Notice when you sum the employee and employer portion of Social Security tax, it adds up to 12.4%. When you sum the employee and employer contributions to Medicare, you get 2.9%.

If you’re self employed as a 1099, you are responsible for all of those taxes though it should be noted that you get a deduction on your tax return. As a W2, you’re only responsible for the employee portion of Social Security and Medicare taxes. So, what exactly does this mean?

1099 Self-Employment Taxes (Social Security + Medicare)
To keep things as simple as possible, I’ll just calculate Social Security and Medicare taxes on the first $118,500. However, just know that any income beyond $118,500 will still be subject to the 2.9% Medicare tax. However, your Social Security contributions max out at $118,500.

Social Security: 0.124 * $118,500 = $14,694
Medicare: 0.029 * $118,500 = $3,437
Total = Social Security Taxes + Medicare Taxes = $14,694 + $3,437 = $18,131

W2 Taxes (Social Security + Medicare)
Social Security: .062 * $118,500 = $7,347
Medicare: .029 * $118,500 = $3,437
Total = Social Security Taxes + Medicare Taxes = $7,347 + $3,437 = $10,784

That’s a difference of $7,347 that you’d be responsible for as a 1099 employee. Again, I just want to reiterate that even though you may be paying more in taxes and for benefits as a 1099, there are enormous tax benefits you can obtain as a 1099 (which will be covered in a future post). However, with this post, we’re looking at the gross salary of a W2 and 1099 employee using some crude numbers.

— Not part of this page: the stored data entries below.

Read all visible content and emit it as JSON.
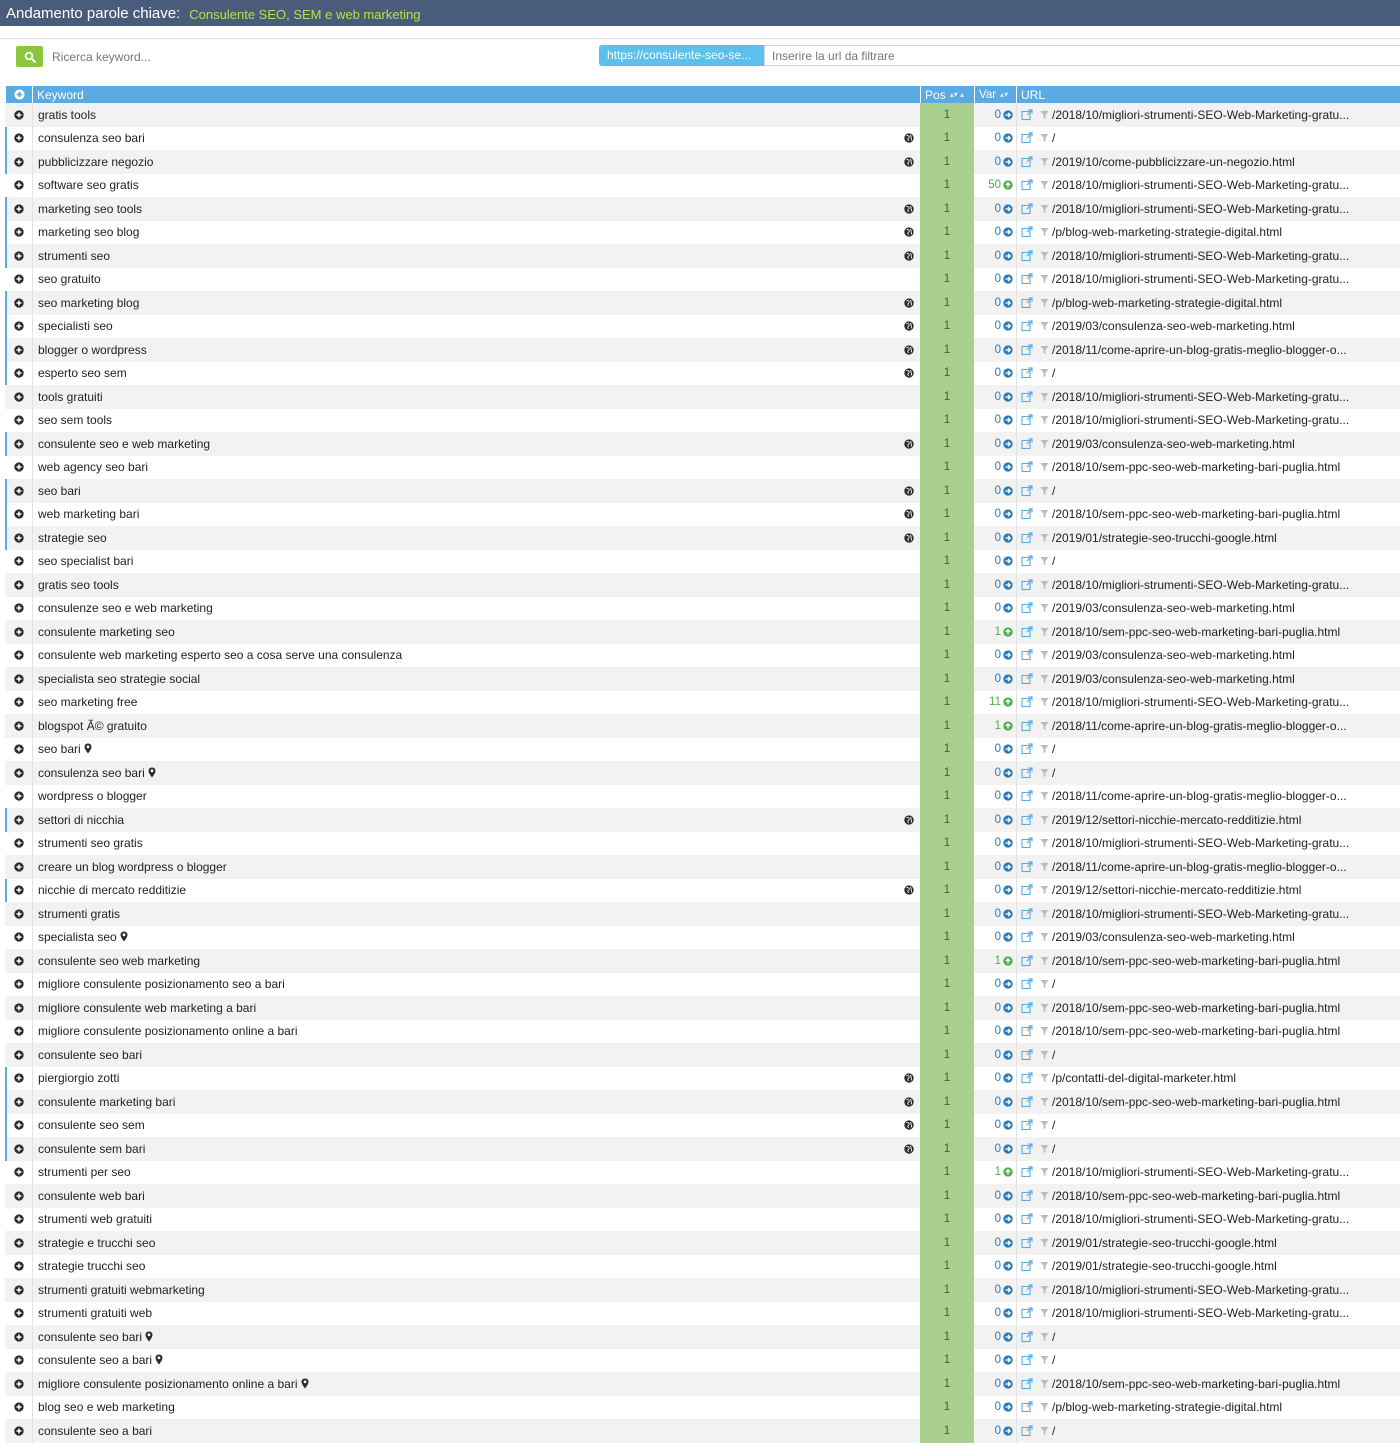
{
  "header": {
    "title": "Andamento parole chiave:",
    "project": "Consulente SEO, SEM e web marketing"
  },
  "filters": {
    "keyword_placeholder": "Ricerca keyword...",
    "domain_chip": "https://consulente-seo-se...",
    "url_placeholder": "Inserire la url da filtrare"
  },
  "columns": {
    "keyword": "Keyword",
    "pos": "Pos",
    "var": "Var",
    "url": "URL"
  },
  "icons": {
    "expand": "plus-circle-icon",
    "search": "search-icon",
    "globe": "globe-icon",
    "pin": "map-pin-icon",
    "var_same": "arrow-right-circle-icon",
    "var_up": "arrow-up-circle-icon",
    "open": "external-link-icon",
    "filter": "funnel-icon"
  },
  "colors": {
    "topbar": "#4a5c7c",
    "project": "#b4e04a",
    "header": "#5aaae3",
    "pos_bg": "#a9d08e",
    "var_up": "#4cae4c",
    "var_same": "#2a7ab8",
    "search_btn": "#8cc63f",
    "chip": "#5bc0eb"
  },
  "rows": [
    {
      "kw": "gratis tools",
      "pos": "1",
      "var": "0",
      "dir": "same",
      "url": "/2018/10/migliori-strumenti-SEO-Web-Marketing-gratu...",
      "globe": false,
      "pin": false,
      "hl": false
    },
    {
      "kw": "consulenza seo bari",
      "pos": "1",
      "var": "0",
      "dir": "same",
      "url": "/",
      "globe": true,
      "pin": false,
      "hl": true
    },
    {
      "kw": "pubblicizzare negozio",
      "pos": "1",
      "var": "0",
      "dir": "same",
      "url": "/2019/10/come-pubblicizzare-un-negozio.html",
      "globe": true,
      "pin": false,
      "hl": true
    },
    {
      "kw": "software seo gratis",
      "pos": "1",
      "var": "50",
      "dir": "up",
      "url": "/2018/10/migliori-strumenti-SEO-Web-Marketing-gratu...",
      "globe": false,
      "pin": false,
      "hl": false
    },
    {
      "kw": "marketing seo tools",
      "pos": "1",
      "var": "0",
      "dir": "same",
      "url": "/2018/10/migliori-strumenti-SEO-Web-Marketing-gratu...",
      "globe": true,
      "pin": false,
      "hl": true
    },
    {
      "kw": "marketing seo blog",
      "pos": "1",
      "var": "0",
      "dir": "same",
      "url": "/p/blog-web-marketing-strategie-digital.html",
      "globe": true,
      "pin": false,
      "hl": true
    },
    {
      "kw": "strumenti seo",
      "pos": "1",
      "var": "0",
      "dir": "same",
      "url": "/2018/10/migliori-strumenti-SEO-Web-Marketing-gratu...",
      "globe": true,
      "pin": false,
      "hl": true
    },
    {
      "kw": "seo gratuito",
      "pos": "1",
      "var": "0",
      "dir": "same",
      "url": "/2018/10/migliori-strumenti-SEO-Web-Marketing-gratu...",
      "globe": false,
      "pin": false,
      "hl": false
    },
    {
      "kw": "seo marketing blog",
      "pos": "1",
      "var": "0",
      "dir": "same",
      "url": "/p/blog-web-marketing-strategie-digital.html",
      "globe": true,
      "pin": false,
      "hl": true
    },
    {
      "kw": "specialisti seo",
      "pos": "1",
      "var": "0",
      "dir": "same",
      "url": "/2019/03/consulenza-seo-web-marketing.html",
      "globe": true,
      "pin": false,
      "hl": true
    },
    {
      "kw": "blogger o wordpress",
      "pos": "1",
      "var": "0",
      "dir": "same",
      "url": "/2018/11/come-aprire-un-blog-gratis-meglio-blogger-o...",
      "globe": true,
      "pin": false,
      "hl": true
    },
    {
      "kw": "esperto seo sem",
      "pos": "1",
      "var": "0",
      "dir": "same",
      "url": "/",
      "globe": true,
      "pin": false,
      "hl": true
    },
    {
      "kw": "tools gratuiti",
      "pos": "1",
      "var": "0",
      "dir": "same",
      "url": "/2018/10/migliori-strumenti-SEO-Web-Marketing-gratu...",
      "globe": false,
      "pin": false,
      "hl": false
    },
    {
      "kw": "seo sem tools",
      "pos": "1",
      "var": "0",
      "dir": "same",
      "url": "/2018/10/migliori-strumenti-SEO-Web-Marketing-gratu...",
      "globe": false,
      "pin": false,
      "hl": false
    },
    {
      "kw": "consulente seo e web marketing",
      "pos": "1",
      "var": "0",
      "dir": "same",
      "url": "/2019/03/consulenza-seo-web-marketing.html",
      "globe": true,
      "pin": false,
      "hl": true
    },
    {
      "kw": "web agency seo bari",
      "pos": "1",
      "var": "0",
      "dir": "same",
      "url": "/2018/10/sem-ppc-seo-web-marketing-bari-puglia.html",
      "globe": false,
      "pin": false,
      "hl": false
    },
    {
      "kw": "seo bari",
      "pos": "1",
      "var": "0",
      "dir": "same",
      "url": "/",
      "globe": true,
      "pin": false,
      "hl": true
    },
    {
      "kw": "web marketing bari",
      "pos": "1",
      "var": "0",
      "dir": "same",
      "url": "/2018/10/sem-ppc-seo-web-marketing-bari-puglia.html",
      "globe": true,
      "pin": false,
      "hl": true
    },
    {
      "kw": "strategie seo",
      "pos": "1",
      "var": "0",
      "dir": "same",
      "url": "/2019/01/strategie-seo-trucchi-google.html",
      "globe": true,
      "pin": false,
      "hl": true
    },
    {
      "kw": "seo specialist bari",
      "pos": "1",
      "var": "0",
      "dir": "same",
      "url": "/",
      "globe": false,
      "pin": false,
      "hl": false
    },
    {
      "kw": "gratis seo tools",
      "pos": "1",
      "var": "0",
      "dir": "same",
      "url": "/2018/10/migliori-strumenti-SEO-Web-Marketing-gratu...",
      "globe": false,
      "pin": false,
      "hl": false
    },
    {
      "kw": "consulenze seo e web marketing",
      "pos": "1",
      "var": "0",
      "dir": "same",
      "url": "/2019/03/consulenza-seo-web-marketing.html",
      "globe": false,
      "pin": false,
      "hl": false
    },
    {
      "kw": "consulente marketing seo",
      "pos": "1",
      "var": "1",
      "dir": "up",
      "url": "/2018/10/sem-ppc-seo-web-marketing-bari-puglia.html",
      "globe": false,
      "pin": false,
      "hl": false
    },
    {
      "kw": "consulente web marketing esperto seo a cosa serve una consulenza",
      "pos": "1",
      "var": "0",
      "dir": "same",
      "url": "/2019/03/consulenza-seo-web-marketing.html",
      "globe": false,
      "pin": false,
      "hl": false
    },
    {
      "kw": "specialista seo strategie social",
      "pos": "1",
      "var": "0",
      "dir": "same",
      "url": "/2019/03/consulenza-seo-web-marketing.html",
      "globe": false,
      "pin": false,
      "hl": false
    },
    {
      "kw": "seo marketing free",
      "pos": "1",
      "var": "11",
      "dir": "up",
      "url": "/2018/10/migliori-strumenti-SEO-Web-Marketing-gratu...",
      "globe": false,
      "pin": false,
      "hl": false
    },
    {
      "kw": "blogspot Ã© gratuito",
      "pos": "1",
      "var": "1",
      "dir": "up",
      "url": "/2018/11/come-aprire-un-blog-gratis-meglio-blogger-o...",
      "globe": false,
      "pin": false,
      "hl": false
    },
    {
      "kw": "seo bari",
      "pos": "1",
      "var": "0",
      "dir": "same",
      "url": "/",
      "globe": false,
      "pin": true,
      "hl": false
    },
    {
      "kw": "consulenza seo bari",
      "pos": "1",
      "var": "0",
      "dir": "same",
      "url": "/",
      "globe": false,
      "pin": true,
      "hl": false
    },
    {
      "kw": "wordpress o blogger",
      "pos": "1",
      "var": "0",
      "dir": "same",
      "url": "/2018/11/come-aprire-un-blog-gratis-meglio-blogger-o...",
      "globe": false,
      "pin": false,
      "hl": false
    },
    {
      "kw": "settori di nicchia",
      "pos": "1",
      "var": "0",
      "dir": "same",
      "url": "/2019/12/settori-nicchie-mercato-redditizie.html",
      "globe": true,
      "pin": false,
      "hl": true
    },
    {
      "kw": "strumenti seo gratis",
      "pos": "1",
      "var": "0",
      "dir": "same",
      "url": "/2018/10/migliori-strumenti-SEO-Web-Marketing-gratu...",
      "globe": false,
      "pin": false,
      "hl": false
    },
    {
      "kw": "creare un blog wordpress o blogger",
      "pos": "1",
      "var": "0",
      "dir": "same",
      "url": "/2018/11/come-aprire-un-blog-gratis-meglio-blogger-o...",
      "globe": false,
      "pin": false,
      "hl": false
    },
    {
      "kw": "nicchie di mercato redditizie",
      "pos": "1",
      "var": "0",
      "dir": "same",
      "url": "/2019/12/settori-nicchie-mercato-redditizie.html",
      "globe": true,
      "pin": false,
      "hl": true
    },
    {
      "kw": "strumenti gratis",
      "pos": "1",
      "var": "0",
      "dir": "same",
      "url": "/2018/10/migliori-strumenti-SEO-Web-Marketing-gratu...",
      "globe": false,
      "pin": false,
      "hl": false
    },
    {
      "kw": "specialista seo",
      "pos": "1",
      "var": "0",
      "dir": "same",
      "url": "/2019/03/consulenza-seo-web-marketing.html",
      "globe": false,
      "pin": true,
      "hl": false
    },
    {
      "kw": "consulente seo web marketing",
      "pos": "1",
      "var": "1",
      "dir": "up",
      "url": "/2018/10/sem-ppc-seo-web-marketing-bari-puglia.html",
      "globe": false,
      "pin": false,
      "hl": false
    },
    {
      "kw": "migliore consulente posizionamento seo a bari",
      "pos": "1",
      "var": "0",
      "dir": "same",
      "url": "/",
      "globe": false,
      "pin": false,
      "hl": false
    },
    {
      "kw": "migliore consulente web marketing a bari",
      "pos": "1",
      "var": "0",
      "dir": "same",
      "url": "/2018/10/sem-ppc-seo-web-marketing-bari-puglia.html",
      "globe": false,
      "pin": false,
      "hl": false
    },
    {
      "kw": "migliore consulente posizionamento online a bari",
      "pos": "1",
      "var": "0",
      "dir": "same",
      "url": "/2018/10/sem-ppc-seo-web-marketing-bari-puglia.html",
      "globe": false,
      "pin": false,
      "hl": false
    },
    {
      "kw": "consulente seo bari",
      "pos": "1",
      "var": "0",
      "dir": "same",
      "url": "/",
      "globe": false,
      "pin": false,
      "hl": false
    },
    {
      "kw": "piergiorgio zotti",
      "pos": "1",
      "var": "0",
      "dir": "same",
      "url": "/p/contatti-del-digital-marketer.html",
      "globe": true,
      "pin": false,
      "hl": true
    },
    {
      "kw": "consulente marketing bari",
      "pos": "1",
      "var": "0",
      "dir": "same",
      "url": "/2018/10/sem-ppc-seo-web-marketing-bari-puglia.html",
      "globe": true,
      "pin": false,
      "hl": true
    },
    {
      "kw": "consulente seo sem",
      "pos": "1",
      "var": "0",
      "dir": "same",
      "url": "/",
      "globe": true,
      "pin": false,
      "hl": true
    },
    {
      "kw": "consulente sem bari",
      "pos": "1",
      "var": "0",
      "dir": "same",
      "url": "/",
      "globe": true,
      "pin": false,
      "hl": true
    },
    {
      "kw": "strumenti per seo",
      "pos": "1",
      "var": "1",
      "dir": "up",
      "url": "/2018/10/migliori-strumenti-SEO-Web-Marketing-gratu...",
      "globe": false,
      "pin": false,
      "hl": false
    },
    {
      "kw": "consulente web bari",
      "pos": "1",
      "var": "0",
      "dir": "same",
      "url": "/2018/10/sem-ppc-seo-web-marketing-bari-puglia.html",
      "globe": false,
      "pin": false,
      "hl": false
    },
    {
      "kw": "strumenti web gratuiti",
      "pos": "1",
      "var": "0",
      "dir": "same",
      "url": "/2018/10/migliori-strumenti-SEO-Web-Marketing-gratu...",
      "globe": false,
      "pin": false,
      "hl": false
    },
    {
      "kw": "strategie e trucchi seo",
      "pos": "1",
      "var": "0",
      "dir": "same",
      "url": "/2019/01/strategie-seo-trucchi-google.html",
      "globe": false,
      "pin": false,
      "hl": false
    },
    {
      "kw": "strategie trucchi seo",
      "pos": "1",
      "var": "0",
      "dir": "same",
      "url": "/2019/01/strategie-seo-trucchi-google.html",
      "globe": false,
      "pin": false,
      "hl": false
    },
    {
      "kw": "strumenti gratuiti webmarketing",
      "pos": "1",
      "var": "0",
      "dir": "same",
      "url": "/2018/10/migliori-strumenti-SEO-Web-Marketing-gratu...",
      "globe": false,
      "pin": false,
      "hl": false
    },
    {
      "kw": "strumenti gratuiti web",
      "pos": "1",
      "var": "0",
      "dir": "same",
      "url": "/2018/10/migliori-strumenti-SEO-Web-Marketing-gratu...",
      "globe": false,
      "pin": false,
      "hl": false
    },
    {
      "kw": "consulente seo bari",
      "pos": "1",
      "var": "0",
      "dir": "same",
      "url": "/",
      "globe": false,
      "pin": true,
      "hl": false
    },
    {
      "kw": "consulente seo a bari",
      "pos": "1",
      "var": "0",
      "dir": "same",
      "url": "/",
      "globe": false,
      "pin": true,
      "hl": false
    },
    {
      "kw": "migliore consulente posizionamento online a bari",
      "pos": "1",
      "var": "0",
      "dir": "same",
      "url": "/2018/10/sem-ppc-seo-web-marketing-bari-puglia.html",
      "globe": false,
      "pin": true,
      "hl": false
    },
    {
      "kw": "blog seo e web marketing",
      "pos": "1",
      "var": "0",
      "dir": "same",
      "url": "/p/blog-web-marketing-strategie-digital.html",
      "globe": false,
      "pin": false,
      "hl": false
    },
    {
      "kw": "consulente seo a bari",
      "pos": "1",
      "var": "0",
      "dir": "same",
      "url": "/",
      "globe": false,
      "pin": false,
      "hl": false
    }
  ]
}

So, how much would one have to make?

Well, just by looking at the rudimentary math, in order to determine what one would have to make in private practice in order for to equal what one gets in a W2:

Screen Shot 2017-06-01 at 12.33.19 AM.png

A couple of assumptions in my analysis that I wanted to address:

1) I tried to take into account that the average CRNA takes 4 weeks of vacation off, so that’s why I subtracted $14,000 from my total annual salary of $190,000. The annual salary of $190,000 included the 4 week vacation pay.
2) This analysis includes not taking any sick time or education time, which could skew the results by a couple thousand dollars, but in the grand scheme of things, I think it’s irrelevant to the totality of this analysis.
3) I included the employer portion of the FICA taxes because as a W2, you’re not on the hook to pay that $7,000 and in a sense, you get to pocket that money.

So, there you have it, one would have to make $243,193 in private practice in order to afford and have access to a similar benefits package that a CRNA carries at a W2 job. Of course, this is just one type of W2 that’s specific to the city I live in.